Dive Brief:
- OpenAI’s GPT-4 Turbo is currently dominating opponents in a chatbot arena ranking large language models by their performance in a set of multiturn questions and a battery of 57 tasks.
- Users can vote for the better of two large language models by asking any question and identifying a winning response. Once a user chooses the better answer, the platform reveals the selected models. More than 20 LLMs are part of the arena, including Google’s Gemini, Meta’s Llama 2 and The Technology Innovation Institute’s Falcon.
- The top three models in the leaderboard, created by the Large Model Systems Organization, are OpenAI models, with Anthropic’s Claude 1 and Claude 2 rounding out the top five, according to the results, which were last updated Wednesday.
Dive Insight:
While OpenAI kicked off the flood of generative AI tools with the launch of ChatGPT last year, enterprises can now pick between dozens of large language models. It's up to organizations to design the testing mechanism that works for them to find the ideal model.
“Benchmarking LLM assistants is extremely challenging because the problems can be open-ended, and it is very difficult to write a program to automatically evaluate the response quality,” the Large Model Systems Organization said in a blog post in May. “In this case, we typically have to resort to human evaluation based on pairwise comparison.”
Technology leaders are looking for reliability, performance, security and interoperability with the existing tech stack when evaluating models for implementation. Recently identified changes in model behavior for some of OpenAI’s models present a challenge.

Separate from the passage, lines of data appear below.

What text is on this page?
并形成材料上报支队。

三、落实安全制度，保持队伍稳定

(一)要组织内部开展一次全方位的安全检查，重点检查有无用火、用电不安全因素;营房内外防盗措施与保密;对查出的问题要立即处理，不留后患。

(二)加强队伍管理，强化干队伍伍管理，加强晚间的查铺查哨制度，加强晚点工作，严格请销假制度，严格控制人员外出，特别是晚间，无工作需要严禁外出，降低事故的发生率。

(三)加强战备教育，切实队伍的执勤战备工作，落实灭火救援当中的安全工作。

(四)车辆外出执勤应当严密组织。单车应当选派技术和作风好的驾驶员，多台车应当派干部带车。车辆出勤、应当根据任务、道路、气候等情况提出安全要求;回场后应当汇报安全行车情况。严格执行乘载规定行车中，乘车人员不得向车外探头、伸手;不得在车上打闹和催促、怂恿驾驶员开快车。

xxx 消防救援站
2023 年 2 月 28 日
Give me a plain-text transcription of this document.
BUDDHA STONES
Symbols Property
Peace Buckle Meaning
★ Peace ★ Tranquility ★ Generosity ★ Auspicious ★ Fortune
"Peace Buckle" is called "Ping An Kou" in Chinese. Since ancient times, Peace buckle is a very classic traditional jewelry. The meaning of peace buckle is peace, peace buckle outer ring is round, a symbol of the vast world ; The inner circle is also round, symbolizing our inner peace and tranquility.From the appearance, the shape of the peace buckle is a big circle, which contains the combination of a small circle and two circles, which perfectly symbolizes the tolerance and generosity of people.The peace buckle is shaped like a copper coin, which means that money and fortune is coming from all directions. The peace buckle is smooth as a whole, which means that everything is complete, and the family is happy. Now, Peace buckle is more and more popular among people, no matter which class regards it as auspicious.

CIOs will need to ensure proper management of models to detect when changes occur and the subsequent impacts on operations and end-user experience. But vendors have a role to play in the process.
“One thing that vendors could do is provide more checkpoints of their model,” James Zou, assistant professor of biomedical data science at Stanford University, told CIO Dive. “After our previous research came out, OpenAI actually decided to maintain the earlier checkpoints of their model from the initial release in March, because what we found is that there’s a lot of behavior drift and, on some tasks, the March model was doing better than later versions.”
Vendors that maintain earlier checkpoints can provide enterprises with a little extra protection because if the model changes, companies can default to previous versions, Zou said.